Triaxial behavior of concrete after hydrostatic preconsolidation
摘要
Concrete in critical structures (e.g., nuclear containment and protective barriers) can experience extreme hydrostatic compression during impact or blast events, and its residual behavior under subsequent triaxial loading remains poorly understood. This study investigates that gap by examining the triaxial response of preconsolidated concrete (PC) after severe hydrostatic loading and comparing it with non-preconsolidated concrete (NC) under identical confinement conditions. Cylindrical normal-strength concrete specimens were first hydrostatically compressed to 650 MPa using the Giga press, then reloaded in triaxial compression at confining pressures of 0, 50, 100, 200, and 400 MPa. The responses were evaluated through stress–strain behavior, volumetric strain, failure modes, and limit-state evolution. The novelty of this work lies in the first systematic triaxial characterization of concrete after extreme hydrostatic preconsolidation, extending the preconsolidation concept to cementitious materials.

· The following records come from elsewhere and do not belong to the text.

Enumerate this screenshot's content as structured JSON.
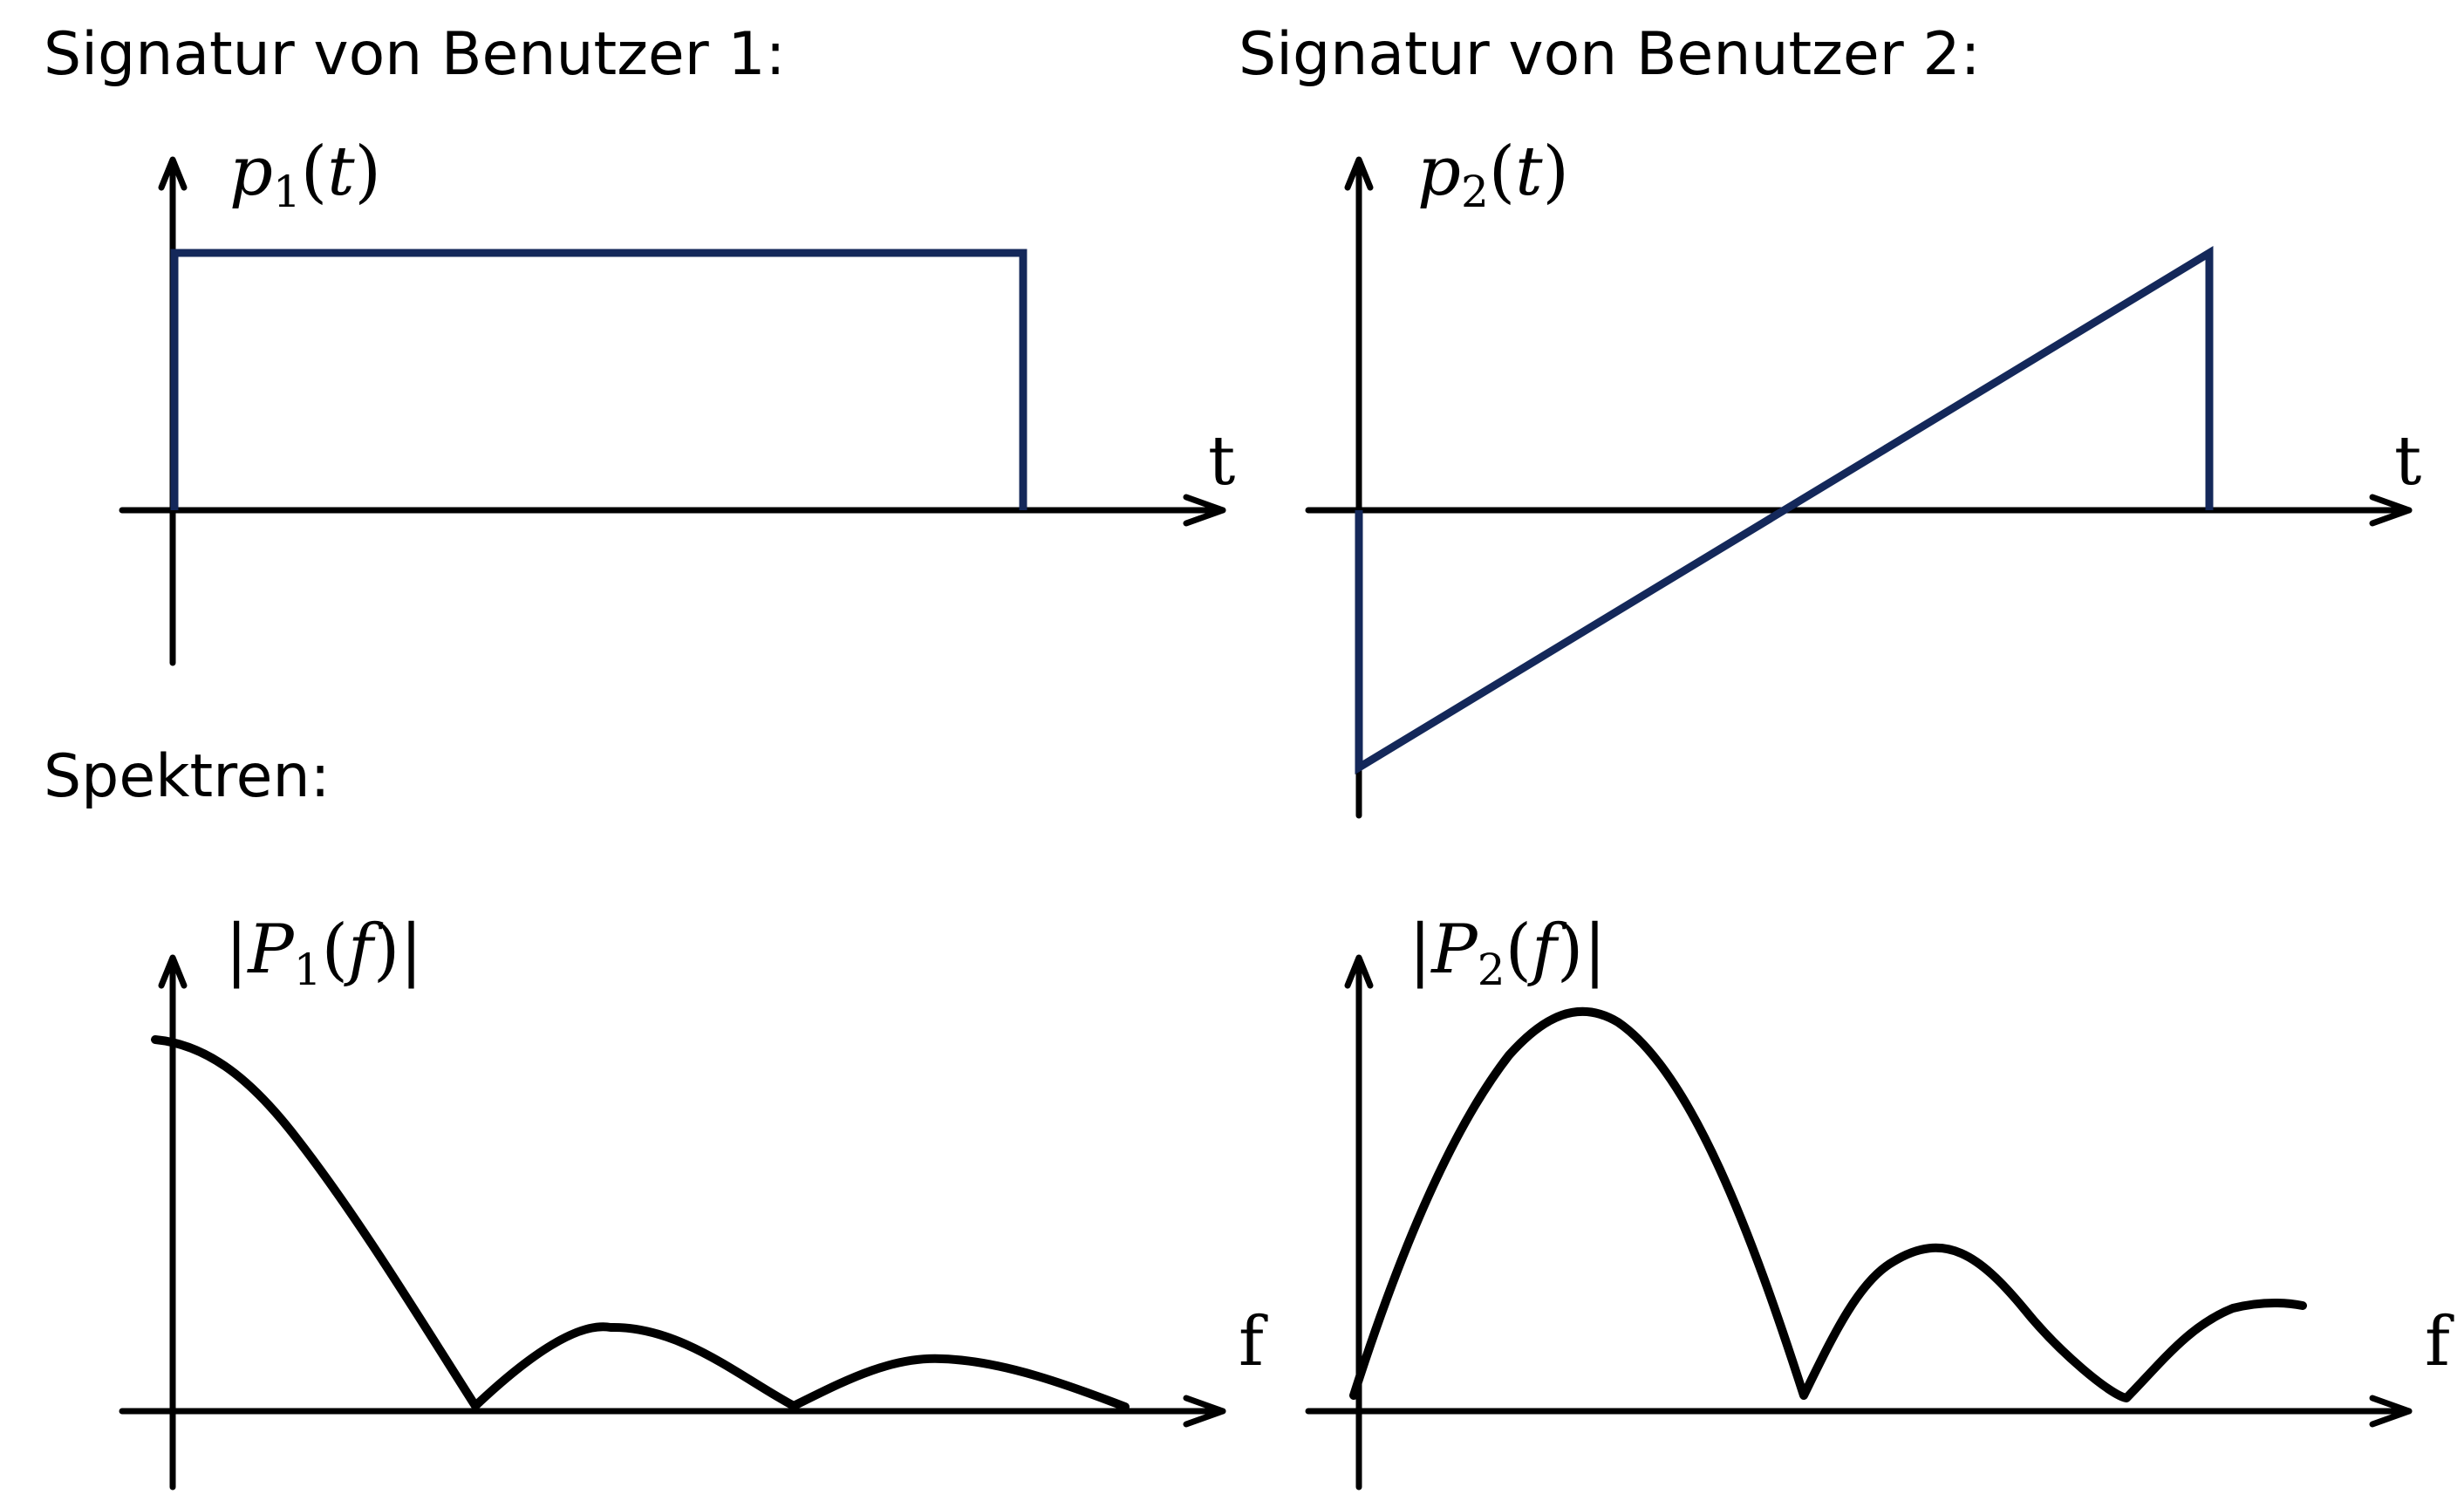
{
  "headings": {
    "user1": "Signatur von Benutzer 1:",
    "user2": "Signatur von Benutzer 2:",
    "spectra": "Spektren:"
  },
  "plots": {
    "p1": {
      "ylabel_symbol": "p",
      "ylabel_sub": "1",
      "ylabel_open": "(",
      "ylabel_arg": "t",
      "ylabel_close": ")",
      "xlabel": "t"
    },
    "p2": {
      "ylabel_symbol": "p",
      "ylabel_sub": "2",
      "ylabel_open": "(",
      "ylabel_arg": "t",
      "ylabel_close": ")",
      "xlabel": "t"
    },
    "P1": {
      "ylabel_open_bar": "|",
      "ylabel_symbol": "P",
      "ylabel_sub": "1",
      "ylabel_open": "(",
      "ylabel_arg": "f",
      "ylabel_close": ")",
      "ylabel_close_bar": "|",
      "xlabel": "f"
    },
    "P2": {
      "ylabel_open_bar": "|",
      "ylabel_symbol": "P",
      "ylabel_sub": "2",
      "ylabel_open": "(",
      "ylabel_arg": "f",
      "ylabel_close": ")",
      "ylabel_close_bar": "|",
      "xlabel": "f"
    }
  },
  "colors": {
    "signal": "#14285a",
    "axis": "#000000",
    "spectrum": "#000000"
  }
}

Hydrostatic preconsolidation caused severe matrix damage, reducing unconfined Young’s modulus and compressive strength by up to 96% and 78%, respectively. Under triaxial confinement, however, PC showed higher stiffness and peak stress than NC at low to moderate confinement, while the differences diminished at high confinement as both materials converged toward a dense granular packing. Failure modes also changed from inclined shear localization in NC to predominantly axial splitting in PC. These results show that hydrostatic preconsolidation transforms concrete from a cohesion-dominated composite into a skeleton-controlled granular material, with direct implications for residual-capacity assessment and constitutive modeling of structures exposed to successive extreme loads.